Operator Learning: From Theory to Practice
Abstract:
We present a general framework for approximating non-linear maps between infinite dimensional Banach spaces from observations. Our approach follows the "discretize last" philosophy by designing approximation architectures directly on the function spaces of interest without tying parameters to any finite dimensional discretization. Such architectures exhibit an approximation error that is independent of the training data discretization and can utilize data sources with diverse discretization common to many engineering problems. We review the infinite-dimensional approximation theory for such architectures, showing the universal approximation property and the manifestation of the curse of dimensionality translating algebraic rates in finite dimensions to exponential rates in infinite dimensions. We discuss efficient approximation of certain operators arising from parametric partial differential equations (PDEs) and show that efficient parametric approximation implies efficient data approximation. We demonstrate the utility of our framework numerically on a variety of large-scale problems arising in fluid dynamics, porous media flow, weather modeling, and crystal plasticity. Our results show that data-driven methods can provide orders of magnitude in computational speed-up at a fixed accuracy compared to classical numerical methods and hold immense promise in modeling complex physical phenomena across multiple scales.
Bio: Nik Kovachki is a research scientist at NVIDIA in the Learning and Perception group. His work focuses on understanding the connections between machine learning and scientific computing. Nik received a B.Sc. in mathematics from Caltech in 2016, and a Ph.D. in applied and computational mathematics from Caltech in 2022 under the supervision of Prof. Andrew Stuart.

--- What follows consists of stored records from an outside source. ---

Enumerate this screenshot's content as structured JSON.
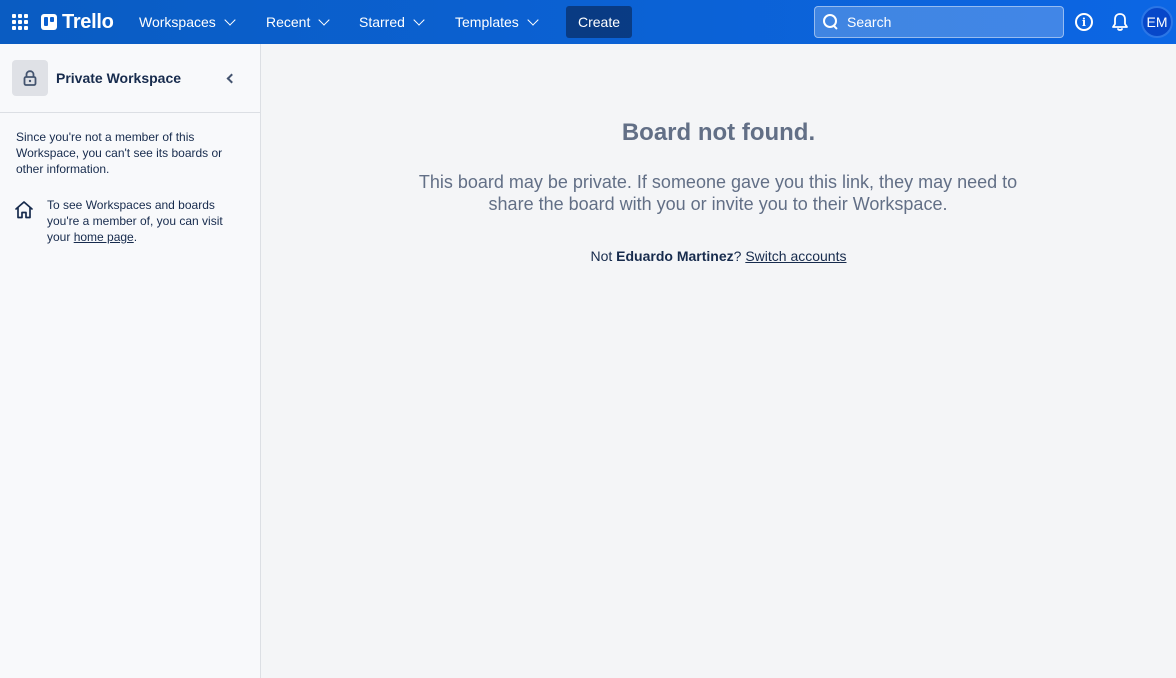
{
  "header": {
    "logo_text": "Trello",
    "nav": [
      {
        "label": "Workspaces"
      },
      {
        "label": "Recent"
      },
      {
        "label": "Starred"
      },
      {
        "label": "Templates"
      }
    ],
    "create_label": "Create",
    "search": {
      "placeholder": "Search",
      "value": ""
    },
    "avatar_initials": "EM",
    "brand_color": "#0c66e4"
  },
  "sidebar": {
    "workspace_name": "Private Workspace",
    "not_member_text": "Since you're not a member of this Workspace, you can't see its boards or other information.",
    "home_text_before": "To see Workspaces and boards you're a member of, you can visit your ",
    "home_link": "home page",
    "home_text_after": "."
  },
  "main": {
    "title": "Board not found.",
    "description": "This board may be private. If someone gave you this link, they may need to share the board with you or invite you to their Workspace.",
    "not_prefix": "Not ",
    "user_name": "Eduardo Martinez",
    "not_suffix": "? ",
    "switch_link": "Switch accounts"
  }
}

In 2025, Nik will join the mathematics faculty at the Courant Institute of Mathematical Sciences at New York University.
Summary
Focus: Operator learning and how it is useful for scientific computing
Motivation:
Goal is modeling fluids, materials, weather
Operator learning applications:
Speed up expensive simulations
Model unknown dynamics from data
Setting:
Map between separable Banach spaces
Function -> Function
A function represents a mapping from some coordinate space to the state of the world at points in that space
Goal is to approximate the function->function mapping to minimize approximation error
Example:
Semi-discrete heat equation (discretized in time, not space)
Forward Euler formulation loses stability when represented in as function transform
Backward Euler is stable, choice of approximation parameters is independent of the parameters of the discretization
Design of operator learning architecture has same type of design choice
Goal: discretization invariance:
decouple cost from discretization
use information at different discretizations
transfer learn across discretizations
Architectures and Approximation Theory
Reduced order modeling:
Idea:
Encode original function into a low-dim approximation,
Transform this low-dim approximation to another function,
Then decode back into original representation
Goal: make the low-dim approximation/transform accurate: approximately commutes with original transform
Universal approximation is possible in this framework
Non-linear instantiation:
Encode original function using PCA -> main eigenfunctions of input function
Decode via inverse PCA
Low-dim transform: neural net
Can prove that we can achieve any level of accuracy given enough eigenfunctions to decompose to via PCA
Challenge: for this linear transform the number of eigenfunctions needed grow exponentially; need a non-linear approximation
Non-linear instantiation:
Sequence of neural layers
Kernel transforms data into reduced form
Apply linear weights
Push through non-linear operator (e.g. sigmoid, tanh is normal neural nets)
Approximation is more non-linear and efficient
Challenge: choice of kernel
Many kernels directly imply a data representation,
E.g. CNNs impose a specific grid
More flexible:
Transforms: fourier, circle harmonics, wavelets, Laplace-Beltrami
Adaptive meshing / multipole
Allow selective discretization that uses different levels of approximation in different spatial regions
Approximation
Can show that for each architecture there is some bad map that requires exponentially many parameters
So worst case is bad but what can we approximate successfully?
For each approximation method try to find the space of functions the method can approximate efficiently (polynomially many parameters)
Hard to characterize this space but can show it is non-empty
E.g. Navier-Stokes model of incompressible fluids
Can prove that approximating this requires polynomially many parameters
Data complexity
Instantiate the framework to encoder that uses a differentiable function to sample the original transform and encode the data, then decode it
E.g. finite sampler
Can prove that in the worst case the number of samples required for an approximation grows exponentially
But can show that if the transformation approximation requires polynomially many parameters, the data approximator will need polynomially many samples
Applications
3D RANS Simulations
Training: 500 converged simulations, 5,000,000 Reynolds number
Map: inlet velocity to wall shear stress
Used Geometry-Informed Neural Operator to approximate simulation efficiently
Weather modeling
Used ERA5 Reanalysis from ECMWF
1979-2018 - 1 hour intervals
721x1440 equiangular grid
Parameterized using spherical harmonics
Matches accuracy of physics model but with lower cost